Brute-force, or flat index, is the most simple index type, as it ultimately boils down to an exhaustive matrix multiplication.

While it scales with \(O(N^2*D)\), brute-force can be a great choice when

exact nearest neighbors are required, and
when the number of vectors is relatively small (a few thousand to a few million)

Brute-force can also be a good choice for heavily filtered queries where other algorithms might struggle returning the expected results. For example, when filtering out 90%-95% of the vectors from a search, the IVF methods could struggle to return anything at all with smaller number of probes and graph-based algorithms with limited hash table memory could end up skipping over important unfiltered entries.

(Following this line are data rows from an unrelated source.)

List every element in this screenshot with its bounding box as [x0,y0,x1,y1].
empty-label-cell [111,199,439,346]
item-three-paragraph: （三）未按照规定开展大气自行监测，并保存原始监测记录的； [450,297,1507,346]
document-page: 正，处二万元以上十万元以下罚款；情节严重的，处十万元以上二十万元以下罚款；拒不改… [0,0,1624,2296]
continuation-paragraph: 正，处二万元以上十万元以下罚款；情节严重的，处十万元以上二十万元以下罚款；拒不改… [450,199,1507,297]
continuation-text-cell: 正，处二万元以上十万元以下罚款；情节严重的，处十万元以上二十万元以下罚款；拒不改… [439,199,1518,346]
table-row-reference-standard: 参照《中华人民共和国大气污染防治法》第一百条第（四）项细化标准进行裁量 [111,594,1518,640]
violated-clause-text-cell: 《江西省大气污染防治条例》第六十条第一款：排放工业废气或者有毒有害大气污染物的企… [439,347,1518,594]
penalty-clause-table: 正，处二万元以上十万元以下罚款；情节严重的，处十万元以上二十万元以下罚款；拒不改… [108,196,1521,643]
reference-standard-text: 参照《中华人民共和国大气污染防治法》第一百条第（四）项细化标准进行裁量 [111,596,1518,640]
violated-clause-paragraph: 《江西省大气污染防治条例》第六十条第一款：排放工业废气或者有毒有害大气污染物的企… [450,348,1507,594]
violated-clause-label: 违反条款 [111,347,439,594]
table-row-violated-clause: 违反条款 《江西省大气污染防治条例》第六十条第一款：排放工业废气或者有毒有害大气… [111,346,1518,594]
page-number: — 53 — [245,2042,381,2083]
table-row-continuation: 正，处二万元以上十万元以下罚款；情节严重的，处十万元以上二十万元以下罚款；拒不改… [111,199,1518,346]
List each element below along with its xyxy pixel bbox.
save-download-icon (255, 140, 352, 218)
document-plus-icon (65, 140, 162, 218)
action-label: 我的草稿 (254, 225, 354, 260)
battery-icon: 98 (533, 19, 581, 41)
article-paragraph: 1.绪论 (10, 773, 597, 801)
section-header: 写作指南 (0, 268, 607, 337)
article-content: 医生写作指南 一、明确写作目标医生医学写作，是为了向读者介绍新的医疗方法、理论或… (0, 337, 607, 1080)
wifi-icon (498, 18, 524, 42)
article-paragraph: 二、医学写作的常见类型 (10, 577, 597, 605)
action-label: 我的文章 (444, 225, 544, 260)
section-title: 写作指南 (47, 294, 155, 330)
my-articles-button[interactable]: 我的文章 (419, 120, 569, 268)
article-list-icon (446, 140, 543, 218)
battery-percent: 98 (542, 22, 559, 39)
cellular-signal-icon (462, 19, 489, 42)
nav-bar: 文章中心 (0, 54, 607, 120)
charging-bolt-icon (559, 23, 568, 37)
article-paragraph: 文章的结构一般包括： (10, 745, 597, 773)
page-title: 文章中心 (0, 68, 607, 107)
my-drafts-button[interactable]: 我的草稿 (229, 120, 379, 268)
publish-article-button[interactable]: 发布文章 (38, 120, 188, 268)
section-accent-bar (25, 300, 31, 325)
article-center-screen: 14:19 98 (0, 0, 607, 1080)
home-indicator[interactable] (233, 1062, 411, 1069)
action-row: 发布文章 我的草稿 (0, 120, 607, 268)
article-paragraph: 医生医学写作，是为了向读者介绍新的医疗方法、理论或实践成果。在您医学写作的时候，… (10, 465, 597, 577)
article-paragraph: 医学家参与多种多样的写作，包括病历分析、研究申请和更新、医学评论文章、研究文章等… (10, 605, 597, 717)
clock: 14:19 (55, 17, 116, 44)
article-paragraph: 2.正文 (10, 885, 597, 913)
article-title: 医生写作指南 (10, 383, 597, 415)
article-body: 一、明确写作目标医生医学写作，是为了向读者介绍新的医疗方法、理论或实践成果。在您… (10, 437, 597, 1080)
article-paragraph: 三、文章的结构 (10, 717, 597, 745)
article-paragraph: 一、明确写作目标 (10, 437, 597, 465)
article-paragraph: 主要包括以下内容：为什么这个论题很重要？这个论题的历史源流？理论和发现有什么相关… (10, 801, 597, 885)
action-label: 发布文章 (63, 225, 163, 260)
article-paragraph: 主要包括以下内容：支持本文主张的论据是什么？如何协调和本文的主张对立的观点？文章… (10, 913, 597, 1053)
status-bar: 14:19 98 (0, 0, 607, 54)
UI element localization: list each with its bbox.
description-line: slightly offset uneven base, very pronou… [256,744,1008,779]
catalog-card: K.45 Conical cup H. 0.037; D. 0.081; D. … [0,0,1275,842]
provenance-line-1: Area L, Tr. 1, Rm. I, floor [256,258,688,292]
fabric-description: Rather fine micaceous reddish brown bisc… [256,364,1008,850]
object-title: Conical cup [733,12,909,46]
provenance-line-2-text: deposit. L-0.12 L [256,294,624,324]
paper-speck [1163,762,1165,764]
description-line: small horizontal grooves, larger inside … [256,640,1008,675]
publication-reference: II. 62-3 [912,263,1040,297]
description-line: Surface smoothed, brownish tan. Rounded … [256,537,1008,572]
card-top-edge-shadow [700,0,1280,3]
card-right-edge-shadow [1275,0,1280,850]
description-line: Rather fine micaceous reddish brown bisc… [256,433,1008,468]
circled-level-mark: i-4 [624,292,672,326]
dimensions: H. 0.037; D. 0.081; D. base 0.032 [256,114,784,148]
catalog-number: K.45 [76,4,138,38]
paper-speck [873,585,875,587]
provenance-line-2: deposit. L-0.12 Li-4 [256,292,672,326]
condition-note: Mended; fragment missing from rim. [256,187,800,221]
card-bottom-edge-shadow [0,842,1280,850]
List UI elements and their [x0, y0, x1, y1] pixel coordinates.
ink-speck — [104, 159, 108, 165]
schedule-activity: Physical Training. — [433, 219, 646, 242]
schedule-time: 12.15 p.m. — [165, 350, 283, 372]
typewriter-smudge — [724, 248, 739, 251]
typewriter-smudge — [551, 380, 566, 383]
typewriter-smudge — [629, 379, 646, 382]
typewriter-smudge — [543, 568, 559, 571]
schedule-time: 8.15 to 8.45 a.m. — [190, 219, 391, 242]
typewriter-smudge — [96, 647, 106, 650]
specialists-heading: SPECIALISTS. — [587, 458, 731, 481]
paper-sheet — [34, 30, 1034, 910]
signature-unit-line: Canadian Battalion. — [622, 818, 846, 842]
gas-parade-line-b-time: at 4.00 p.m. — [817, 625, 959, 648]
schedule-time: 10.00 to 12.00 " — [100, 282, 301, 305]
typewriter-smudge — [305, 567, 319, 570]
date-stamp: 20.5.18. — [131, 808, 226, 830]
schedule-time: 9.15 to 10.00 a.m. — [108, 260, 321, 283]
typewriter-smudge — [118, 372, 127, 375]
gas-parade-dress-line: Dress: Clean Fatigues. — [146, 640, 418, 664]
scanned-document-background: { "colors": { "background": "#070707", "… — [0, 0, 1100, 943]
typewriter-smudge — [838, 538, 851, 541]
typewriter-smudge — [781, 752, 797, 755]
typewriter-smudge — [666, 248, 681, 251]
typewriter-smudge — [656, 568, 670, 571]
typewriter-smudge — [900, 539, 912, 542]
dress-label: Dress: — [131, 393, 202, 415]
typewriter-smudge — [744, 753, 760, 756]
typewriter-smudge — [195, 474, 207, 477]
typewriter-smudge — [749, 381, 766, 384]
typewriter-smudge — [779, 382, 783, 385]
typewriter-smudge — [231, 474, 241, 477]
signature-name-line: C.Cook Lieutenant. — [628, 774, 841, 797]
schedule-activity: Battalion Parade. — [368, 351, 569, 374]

[ C API | C++ API | Python API | Rust API ]

Filtering considerations#

Because it is exhaustive, brute-force can quickly become the slowest, albeit most accurate form of search. However, even when the number of vectors in an index are very large, brute-force can still be used to search vectors efficiently with a filter.

This is especially true for cases where the filter is excluding 90%-99% of the vectors in the index where the partitioning inherent in other approximate algorithms would simply not include expected vectors in the results. In the case of pre-filtered brute-force, the computation is inverted so distances are only computed between vectors that pass the filter, significantly reducing the amount of computation required.

Configuration parameters#

Build parameters#

None

Search Parameters#

None

Tuning Considerations#

Brute-force is exact but that doesn’t always mean it’s deterministic. For example, when there are many nearest neighbors with the same distances it’s possible they might be ordered differently across different runs. This especially becomes apparent in cases where there are points with the same distance right near the cutoff of k, which can cause the final list of neighbors to differ from ground truth. This is not often a problem in practice and can usually be mitigated by increasing k.

Memory footprint#

\(precision\) is the number of bytes in each element of each vector (e.g. 32-bit = 4-bytes)

Index footprint#

Raw vectors: \(n_vectors * n_dimensions * precision\)

Vector norms (for distances which require them): \(n_vectors * precision\)